Depuis le 11 septembre 2001, le complotisme semble ne s’être jamais aussi bien porté. Loin d'être le fait de farfelus ou d'ignorants, il est le symptôme d'une véritable maladie de société.
Comment expliquer la résurgence des théories complotistes ? Pourquoi depuis environ 15 ans voit-on ressurgir un phénomène que l'on croyait disparu ? Il y a eu le mythe du complot judéo-maçonnique, très répandu au XIXe siècle, ou encore les allégations des négationnistes pour qui les chambres à gaz n’auraient jamais existé... Depuis le 11 septembre 2001, le complotisme semble ne s’être jamais aussi bien porté. Et loin d'être le fait de farfelus ou d'ignorants, il est le symptôme d'une véritable maladie de société. Un phénomène que prend très au sérieux l'historienne Marie Peltier, puisqu'elle vient de publier "L’Ère du complotisme" (éd. Les Petits Matins).
Le complotisme se base sur l'esprit critique, c'est-à-dire "sur quelque chose qui est légitime", explique l'historienne. Celui qui crie au complot ne se contente pas cependant d'insinuer qu'il ne faut pas croire ce que l'on nous raconte dans les médias ou les discours des politiques. La théorie du complot énonce en parallèle une vérité comme étant la seule. Le complotisme s'accompagne donc d'un "mécanisme de dogmatisation".

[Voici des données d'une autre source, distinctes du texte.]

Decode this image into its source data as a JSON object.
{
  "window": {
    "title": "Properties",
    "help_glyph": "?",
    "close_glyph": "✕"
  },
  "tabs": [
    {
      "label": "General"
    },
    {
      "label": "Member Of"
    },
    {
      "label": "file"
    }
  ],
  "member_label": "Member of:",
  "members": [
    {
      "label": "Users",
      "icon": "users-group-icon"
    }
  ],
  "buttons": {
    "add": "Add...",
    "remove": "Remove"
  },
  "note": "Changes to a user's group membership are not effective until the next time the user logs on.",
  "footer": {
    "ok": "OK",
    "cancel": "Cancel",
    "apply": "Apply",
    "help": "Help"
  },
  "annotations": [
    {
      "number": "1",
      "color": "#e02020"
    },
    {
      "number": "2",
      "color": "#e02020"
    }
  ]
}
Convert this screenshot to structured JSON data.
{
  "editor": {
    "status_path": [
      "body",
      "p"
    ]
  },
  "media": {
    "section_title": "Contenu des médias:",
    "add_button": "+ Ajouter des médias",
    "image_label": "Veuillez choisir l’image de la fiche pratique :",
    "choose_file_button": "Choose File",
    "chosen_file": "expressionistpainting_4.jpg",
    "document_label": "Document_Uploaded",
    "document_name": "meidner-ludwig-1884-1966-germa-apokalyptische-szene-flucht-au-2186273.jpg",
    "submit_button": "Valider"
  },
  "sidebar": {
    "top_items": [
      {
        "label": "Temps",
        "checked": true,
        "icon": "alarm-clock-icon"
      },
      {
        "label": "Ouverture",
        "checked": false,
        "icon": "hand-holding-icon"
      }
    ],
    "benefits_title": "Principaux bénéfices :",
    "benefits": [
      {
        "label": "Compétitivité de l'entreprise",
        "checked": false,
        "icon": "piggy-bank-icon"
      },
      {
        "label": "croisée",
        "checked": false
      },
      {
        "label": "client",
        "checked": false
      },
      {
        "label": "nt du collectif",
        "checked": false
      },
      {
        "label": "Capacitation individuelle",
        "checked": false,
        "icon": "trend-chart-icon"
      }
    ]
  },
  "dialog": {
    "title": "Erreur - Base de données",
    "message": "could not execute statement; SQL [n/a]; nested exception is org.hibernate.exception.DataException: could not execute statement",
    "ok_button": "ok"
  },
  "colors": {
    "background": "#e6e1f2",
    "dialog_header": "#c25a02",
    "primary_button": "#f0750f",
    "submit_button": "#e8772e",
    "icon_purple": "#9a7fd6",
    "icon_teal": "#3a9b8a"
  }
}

"On a le droit de s'interroger sur le discours politique et médiatique, c'est même important !" Seulement ce discours, surtout propagé via internet, propose ce que l'historienne appelle "une narration de substitution", c'est-à-dire qu'il remplace une logique de pression par une autre.
C'est après l'effondrement des Twin Towers le 11 septembre 2001 que s'est produit une "rupture dans l'imaginaire collectif". L'historienne rappele le "fameux mensonge de l'administration Bush au moment de l'intervention en Irak" et les importantes manifestations qu'il a suscitées.
Or, malgré la mobilisation citoyenne, George W. Bush n'a pas renoncé à la guerre en Irak : à partir de cette rupture le doute est devenu "paradigmatique", c'est-à-dire que la posture du doute est devenue structurelle, comme la seule grille de lecture des médias et discours politiques.
"Il ne faut pas croire que le complotisme est quelque chose de diffus : c'est quelque chose de relativement organisé." Les théories du complot sont le plus souvent, selon Marie Peltier, le fait "d'acteurs politiques identifiés, structurellement reliés à l'extrême droite". Et à des "acteurs de propagande", comme Vladimir Poutine ou Bachar el-Assad.
Le bien / le mal, les ténèbres / la lumière... Le complotisme se nourrit d'une rhétorique binaire et d'un vocabulaire à connotation religieuse. "On est tout le temps dans cette polarisation", analyse Marie Peltier. Et de manière assez caricaturale, "on s'attache à traquer les détails qui ne colleraient pas au discours officiel." Comme on a pu le voir dans les discours complotistes sur l'attentat du 13 novembre à Paris, notamment au Bataclan.